Conservative attorney and vocal Trump critic George Conway blasted Senate Minority Leader Charles Schumer’s (D-N.Y.) comments about Supreme Court Justices Neil Gorsuch and Brett Kavanaugh, suggesting the Democratic leader was “channeling Trump” with his remarks.
Conway, the husband of presidential counselor Kellyanne Conway, warned in an op-ed in The Washington Post on Thursday that “bad behavior by politicians” can “be cited to justify” other “bad behavior by politicians of all ideological stripes.”
“Those were threats, pure and simple,” George Conway wrote of Schumer’s comments about Kavanaugh and Gorsuch.
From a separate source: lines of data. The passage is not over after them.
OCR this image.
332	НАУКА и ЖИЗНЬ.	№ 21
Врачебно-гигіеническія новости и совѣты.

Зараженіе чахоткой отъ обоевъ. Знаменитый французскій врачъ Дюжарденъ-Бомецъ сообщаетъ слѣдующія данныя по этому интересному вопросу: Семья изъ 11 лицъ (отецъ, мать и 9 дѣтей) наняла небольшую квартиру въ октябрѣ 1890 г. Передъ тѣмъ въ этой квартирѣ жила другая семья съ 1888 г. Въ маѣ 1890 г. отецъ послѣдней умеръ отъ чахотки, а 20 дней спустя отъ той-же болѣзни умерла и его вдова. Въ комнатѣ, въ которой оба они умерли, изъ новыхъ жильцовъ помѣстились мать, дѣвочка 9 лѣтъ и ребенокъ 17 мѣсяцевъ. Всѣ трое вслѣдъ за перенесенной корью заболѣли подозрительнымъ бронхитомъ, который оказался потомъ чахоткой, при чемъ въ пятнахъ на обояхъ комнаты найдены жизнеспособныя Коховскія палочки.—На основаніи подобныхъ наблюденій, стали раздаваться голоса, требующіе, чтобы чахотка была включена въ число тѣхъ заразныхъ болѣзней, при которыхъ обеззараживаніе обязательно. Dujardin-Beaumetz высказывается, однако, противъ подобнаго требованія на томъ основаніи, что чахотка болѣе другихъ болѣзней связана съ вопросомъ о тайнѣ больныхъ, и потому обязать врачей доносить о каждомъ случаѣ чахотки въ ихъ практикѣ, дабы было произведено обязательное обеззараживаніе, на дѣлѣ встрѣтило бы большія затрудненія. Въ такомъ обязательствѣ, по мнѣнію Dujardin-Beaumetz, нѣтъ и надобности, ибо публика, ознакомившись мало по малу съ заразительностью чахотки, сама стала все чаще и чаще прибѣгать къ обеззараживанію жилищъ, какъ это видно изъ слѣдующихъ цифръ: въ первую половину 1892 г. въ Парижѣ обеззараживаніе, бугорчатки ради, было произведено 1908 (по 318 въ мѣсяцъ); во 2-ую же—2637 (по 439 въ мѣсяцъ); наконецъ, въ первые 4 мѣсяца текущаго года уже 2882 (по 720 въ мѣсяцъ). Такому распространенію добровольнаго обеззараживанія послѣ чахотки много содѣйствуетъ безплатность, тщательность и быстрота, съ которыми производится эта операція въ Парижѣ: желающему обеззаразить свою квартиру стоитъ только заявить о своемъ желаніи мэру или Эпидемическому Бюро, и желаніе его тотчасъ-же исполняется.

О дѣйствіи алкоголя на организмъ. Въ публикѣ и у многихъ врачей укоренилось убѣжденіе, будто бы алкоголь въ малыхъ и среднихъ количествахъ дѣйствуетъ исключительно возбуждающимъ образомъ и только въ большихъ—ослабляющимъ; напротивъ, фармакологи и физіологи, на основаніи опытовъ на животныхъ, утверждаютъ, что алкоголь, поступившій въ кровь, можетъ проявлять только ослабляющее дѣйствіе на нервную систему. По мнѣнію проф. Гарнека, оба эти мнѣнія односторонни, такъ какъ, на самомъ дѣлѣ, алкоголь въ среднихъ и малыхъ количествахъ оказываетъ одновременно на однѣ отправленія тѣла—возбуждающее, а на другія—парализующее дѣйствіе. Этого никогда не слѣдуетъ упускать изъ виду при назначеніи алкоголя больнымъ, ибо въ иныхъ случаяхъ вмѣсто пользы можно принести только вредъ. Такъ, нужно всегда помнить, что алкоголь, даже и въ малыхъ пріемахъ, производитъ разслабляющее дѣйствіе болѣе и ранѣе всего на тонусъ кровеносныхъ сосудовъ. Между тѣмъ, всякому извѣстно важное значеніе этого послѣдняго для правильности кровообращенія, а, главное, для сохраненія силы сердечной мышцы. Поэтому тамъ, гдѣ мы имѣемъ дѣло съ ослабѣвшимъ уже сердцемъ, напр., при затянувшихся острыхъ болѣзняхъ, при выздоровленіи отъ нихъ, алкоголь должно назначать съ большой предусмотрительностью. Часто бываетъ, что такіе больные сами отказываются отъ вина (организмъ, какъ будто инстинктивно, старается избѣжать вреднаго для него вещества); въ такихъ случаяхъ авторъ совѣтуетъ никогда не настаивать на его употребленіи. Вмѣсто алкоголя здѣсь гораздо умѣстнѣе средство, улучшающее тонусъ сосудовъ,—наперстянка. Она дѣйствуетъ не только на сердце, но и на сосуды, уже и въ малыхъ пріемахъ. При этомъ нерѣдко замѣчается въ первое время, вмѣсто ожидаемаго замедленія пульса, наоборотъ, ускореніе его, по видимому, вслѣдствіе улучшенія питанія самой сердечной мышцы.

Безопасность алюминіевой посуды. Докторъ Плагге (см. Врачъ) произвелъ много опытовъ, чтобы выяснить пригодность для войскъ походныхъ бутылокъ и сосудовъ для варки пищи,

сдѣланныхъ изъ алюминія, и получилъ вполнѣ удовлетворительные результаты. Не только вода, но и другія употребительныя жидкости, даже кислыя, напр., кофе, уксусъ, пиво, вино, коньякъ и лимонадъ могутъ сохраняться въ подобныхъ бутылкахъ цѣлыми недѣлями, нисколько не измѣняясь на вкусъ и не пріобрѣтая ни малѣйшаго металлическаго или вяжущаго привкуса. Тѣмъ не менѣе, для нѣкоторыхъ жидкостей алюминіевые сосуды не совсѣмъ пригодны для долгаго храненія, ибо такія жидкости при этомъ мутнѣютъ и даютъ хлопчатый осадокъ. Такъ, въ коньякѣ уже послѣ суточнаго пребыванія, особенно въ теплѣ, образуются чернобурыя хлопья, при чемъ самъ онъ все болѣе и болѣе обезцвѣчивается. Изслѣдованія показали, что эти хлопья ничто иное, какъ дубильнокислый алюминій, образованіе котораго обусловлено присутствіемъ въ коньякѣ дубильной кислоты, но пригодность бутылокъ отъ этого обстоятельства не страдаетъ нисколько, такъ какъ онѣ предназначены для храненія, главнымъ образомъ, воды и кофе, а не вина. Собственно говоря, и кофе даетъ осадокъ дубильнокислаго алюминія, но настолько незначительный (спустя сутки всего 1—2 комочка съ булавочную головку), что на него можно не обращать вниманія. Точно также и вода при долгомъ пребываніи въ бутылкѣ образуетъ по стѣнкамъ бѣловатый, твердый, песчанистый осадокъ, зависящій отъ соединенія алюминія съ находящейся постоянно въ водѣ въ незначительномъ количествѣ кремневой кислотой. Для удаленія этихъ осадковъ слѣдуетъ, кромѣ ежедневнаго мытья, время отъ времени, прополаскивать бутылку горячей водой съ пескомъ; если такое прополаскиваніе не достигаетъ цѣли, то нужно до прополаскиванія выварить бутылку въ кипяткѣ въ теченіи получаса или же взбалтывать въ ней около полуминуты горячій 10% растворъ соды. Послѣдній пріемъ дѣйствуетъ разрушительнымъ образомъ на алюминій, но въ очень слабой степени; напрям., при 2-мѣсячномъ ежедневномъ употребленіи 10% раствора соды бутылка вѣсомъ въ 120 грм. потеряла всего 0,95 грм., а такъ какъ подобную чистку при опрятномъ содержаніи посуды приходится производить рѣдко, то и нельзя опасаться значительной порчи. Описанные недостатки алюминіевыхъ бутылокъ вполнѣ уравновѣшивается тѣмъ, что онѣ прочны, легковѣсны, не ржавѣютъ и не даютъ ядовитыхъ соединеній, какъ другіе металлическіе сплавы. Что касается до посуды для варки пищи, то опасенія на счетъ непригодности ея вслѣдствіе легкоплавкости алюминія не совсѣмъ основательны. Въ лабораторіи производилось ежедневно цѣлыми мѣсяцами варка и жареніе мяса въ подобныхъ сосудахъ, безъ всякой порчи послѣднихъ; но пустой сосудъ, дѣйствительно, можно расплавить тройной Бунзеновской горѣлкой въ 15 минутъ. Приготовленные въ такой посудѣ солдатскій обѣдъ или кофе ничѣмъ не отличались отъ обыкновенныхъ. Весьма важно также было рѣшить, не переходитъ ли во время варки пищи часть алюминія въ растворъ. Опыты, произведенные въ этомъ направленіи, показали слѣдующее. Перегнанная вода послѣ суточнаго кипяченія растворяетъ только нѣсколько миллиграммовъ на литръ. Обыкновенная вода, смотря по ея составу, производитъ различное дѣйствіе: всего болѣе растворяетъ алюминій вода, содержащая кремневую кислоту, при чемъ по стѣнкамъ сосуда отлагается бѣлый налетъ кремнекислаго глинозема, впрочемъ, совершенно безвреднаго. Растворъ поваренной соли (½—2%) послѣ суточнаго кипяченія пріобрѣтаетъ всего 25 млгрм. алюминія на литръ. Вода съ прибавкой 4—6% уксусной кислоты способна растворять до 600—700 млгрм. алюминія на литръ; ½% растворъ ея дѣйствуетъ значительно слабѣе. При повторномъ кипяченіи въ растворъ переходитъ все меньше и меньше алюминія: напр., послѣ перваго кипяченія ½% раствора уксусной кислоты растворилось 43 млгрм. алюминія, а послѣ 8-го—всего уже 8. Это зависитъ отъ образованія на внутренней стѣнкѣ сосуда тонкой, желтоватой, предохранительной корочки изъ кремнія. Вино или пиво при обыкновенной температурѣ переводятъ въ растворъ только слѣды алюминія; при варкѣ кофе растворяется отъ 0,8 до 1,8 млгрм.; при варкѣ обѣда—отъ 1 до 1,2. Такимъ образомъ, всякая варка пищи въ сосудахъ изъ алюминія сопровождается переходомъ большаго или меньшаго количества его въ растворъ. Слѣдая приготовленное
“Although Schumer’s office was right that Schumer also spoke of a political backlash at the ballot box, that hardly leavens the threatening words Schumer directed toward Justices Neil M. Gorsuch and Brett M. Kavanaugh. They have life tenure. Just as the Constitution’s drafters intended, elections can’t punish them. So what ‘price’ would they ‘pay’? What exactly will ‘hit’ them?” he wrote.
Schumer on Wednesday said that the two Trump-appointed conservative Supreme Court justices “will pay the price” for “awful decisions” in abortion rights cases.
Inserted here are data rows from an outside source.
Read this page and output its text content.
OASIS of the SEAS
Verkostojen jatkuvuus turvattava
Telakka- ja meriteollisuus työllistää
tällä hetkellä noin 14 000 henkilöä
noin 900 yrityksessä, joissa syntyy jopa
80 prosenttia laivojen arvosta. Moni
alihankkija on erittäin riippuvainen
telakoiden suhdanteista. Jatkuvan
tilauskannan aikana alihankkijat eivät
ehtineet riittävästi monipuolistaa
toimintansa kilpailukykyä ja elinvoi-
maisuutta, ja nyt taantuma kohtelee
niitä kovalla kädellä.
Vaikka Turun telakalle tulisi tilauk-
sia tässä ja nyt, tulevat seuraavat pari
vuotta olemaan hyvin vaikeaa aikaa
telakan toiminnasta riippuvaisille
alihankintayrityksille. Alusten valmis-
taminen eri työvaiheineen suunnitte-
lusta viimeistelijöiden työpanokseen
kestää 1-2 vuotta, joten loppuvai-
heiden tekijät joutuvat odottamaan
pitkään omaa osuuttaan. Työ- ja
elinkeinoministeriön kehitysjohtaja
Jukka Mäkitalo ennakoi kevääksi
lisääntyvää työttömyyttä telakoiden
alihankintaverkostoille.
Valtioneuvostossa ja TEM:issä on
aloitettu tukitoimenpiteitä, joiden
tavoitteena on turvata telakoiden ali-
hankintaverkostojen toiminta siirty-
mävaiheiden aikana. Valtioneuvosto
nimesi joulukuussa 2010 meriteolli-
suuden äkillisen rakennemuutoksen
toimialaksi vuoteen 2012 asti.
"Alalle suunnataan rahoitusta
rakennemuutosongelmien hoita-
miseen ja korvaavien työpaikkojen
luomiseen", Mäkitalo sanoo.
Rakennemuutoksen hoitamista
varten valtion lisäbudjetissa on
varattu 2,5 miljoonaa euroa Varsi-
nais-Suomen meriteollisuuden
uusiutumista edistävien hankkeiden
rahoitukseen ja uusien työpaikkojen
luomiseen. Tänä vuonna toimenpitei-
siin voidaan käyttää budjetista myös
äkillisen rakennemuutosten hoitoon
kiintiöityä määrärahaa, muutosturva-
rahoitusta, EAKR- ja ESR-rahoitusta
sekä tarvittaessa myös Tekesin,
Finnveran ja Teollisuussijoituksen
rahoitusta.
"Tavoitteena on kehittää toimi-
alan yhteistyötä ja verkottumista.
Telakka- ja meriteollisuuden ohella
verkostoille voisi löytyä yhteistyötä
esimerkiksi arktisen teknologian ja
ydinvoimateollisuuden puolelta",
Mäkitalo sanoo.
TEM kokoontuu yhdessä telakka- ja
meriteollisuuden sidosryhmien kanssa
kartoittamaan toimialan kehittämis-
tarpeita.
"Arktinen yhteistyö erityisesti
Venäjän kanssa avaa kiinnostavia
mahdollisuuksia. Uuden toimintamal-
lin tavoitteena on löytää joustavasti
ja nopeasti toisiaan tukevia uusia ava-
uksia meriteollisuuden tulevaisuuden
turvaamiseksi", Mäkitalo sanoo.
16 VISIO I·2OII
“I want to tell you, Justice Kavanaugh and Justice Gorsuch, you have unleashed a whirlwind, and you will pay the price,” Schumer said in front of a crowd at the Supreme Court. “You won’t know what hit you if you go forward with these awful decisions.”
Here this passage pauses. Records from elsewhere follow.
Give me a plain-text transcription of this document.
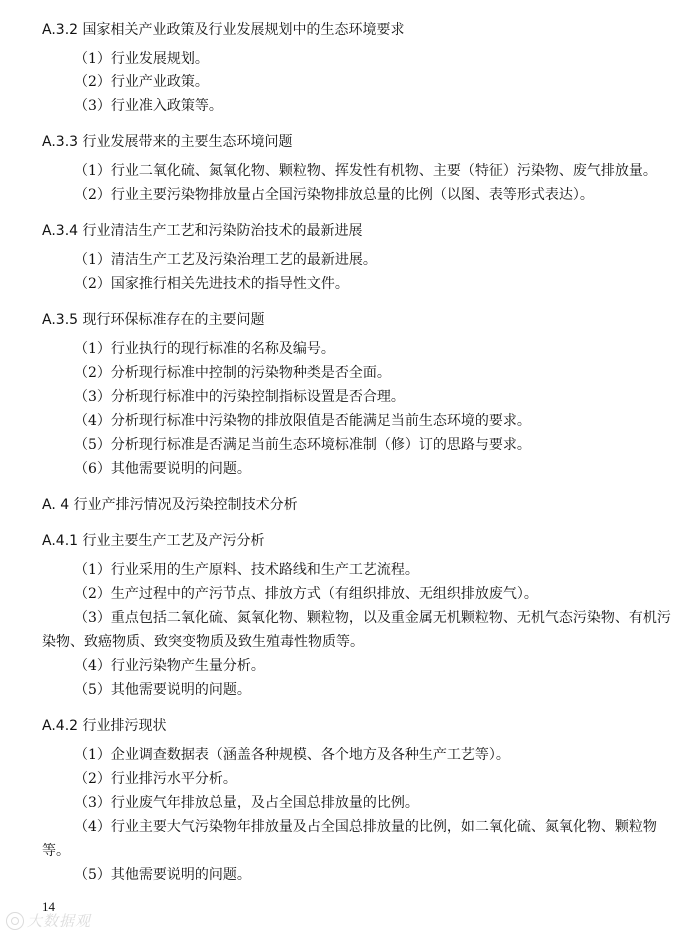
A.3.2 国家相关产业政策及行业发展规划中的生态环境要求

（1）行业发展规划。

（2）行业产业政策。

（3）行业准入政策等。

A.3.3 行业发展带来的主要生态环境问题

（1）行业二氧化硫、氮氧化物、颗粒物、挥发性有机物、主要（特征）污染物、废气排放量。

（2）行业主要污染物排放量占全国污染物排放总量的比例（以图、表等形式表达）。

A.3.4 行业清洁生产工艺和污染防治技术的最新进展

（1）清洁生产工艺及污染治理工艺的最新进展。

（2）国家推行相关先进技术的指导性文件。

A.3.5 现行环保标准存在的主要问题

（1）行业执行的现行标准的名称及编号。

（2）分析现行标准中控制的污染物种类是否全面。

（3）分析现行标准中的污染控制指标设置是否合理。

（4）分析现行标准中污染物的排放限值是否能满足当前生态环境的要求。

（5）分析现行标准是否满足当前生态环境标准制（修）订的思路与要求。

（6）其他需要说明的问题。

A. 4 行业产排污情况及污染控制技术分析
A.4.1 行业主要生产工艺及产污分析

（1）行业采用的生产原料、技术路线和生产工艺流程。

（2）生产过程中的产污节点、排放方式（有组织排放、无组织排放废气）。

（3）重点包括二氧化硫、氮氧化物、颗粒物，以及重金属无机颗粒物、无机气态污染物、有机污

染物、致癌物质、致突变物质及致生殖毒性物质等。

（4）行业污染物产生量分析。

（5）其他需要说明的问题。

A.4.2 行业排污现状

（1）企业调查数据表（涵盖各种规模、各个地方及各种生产工艺等）。

（2）行业排污水平分析。

（3）行业废气年排放总量，及占全国总排放量的比例。

（4）行业主要大气污染物年排放量及占全国总排放量的比例，如二氧化硫、氮氧化物、颗粒物

等。

（5）其他需要说明的问题。

14
大数据观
Chief Justice John Roberts later rebuked Schumer, saying that “threatening statements of this sort from the highest levels of government are not only inappropriate, they are dangerous.”
Schumer’s office later said his comments “were a reference to the political price Senate Republicans will pay for putting these justices on the court and a warning that the justices will unleash a major grassroots movement on the issue of reproductive rights against the decision.”
Conway credited Schumer for apologizing on the Senate floor on Thursday. But he noted that Schumer’s apology did not make note of his spokesman Justin Goodman pushing back on Roberts and claiming that the Democratic leader’s initial remarks were misinterpreted.
“For Justice Roberts to follow the right wing’s deliberate misinterpretation of what Senator Schumer said, while remaining silent when President Trump attacked Justices Sotomayor and Ginsburg last week, shows Roberts does not just call balls and strikes,” Goodman had said.
Conway wrote Thursday that “[t]his attack on Roberts engaged in misleading whataboutism and false equivalence — and invoked Trump’s bad behavior to justify Schumer’s behavior, which was worse than Trump’s.”
“Indeed, since Trump could theoretically make a motion to recuse, and thus present the issue to the individual justices, it would have been inappropriate for Roberts to respond. And given how Trump didn’t and won’t back up his words with such a motion, his remarks didn’t deserve a response,” he continued.
George Conway noted that Roberts has spoken out against Trump in the past, like in November 2018 when Trump criticized an “Obama judge” and Roberts responded by defending the judiciary while maintaining that there are no “Obama judges or Trump judges, Bush judges or Clinton judges.”
“But judges, let alone the chief justice, shouldn’t have to verbally spar with politicians,” George Conway wrote. “It undermines the judiciary for judges to have to do that, or even to consider whether they have to.”
“It’s time to end the cycle. Instead of channeling Trump, and attacking the courts in ways that are as bad as or worse than the president’s, public officials who ought to know better should behave better. They can criticize judicial decisions on the merits, for their reasoning, to their hearts’ content, but they mustn’t use threatening language. They shouldn’t use judges as political battering rams. And they shouldn’t baselessly attack a judge’s integrity,” Conway wrote, adding that if politicians attack the rule of law “we will all reap the whirlwind and pay the price.”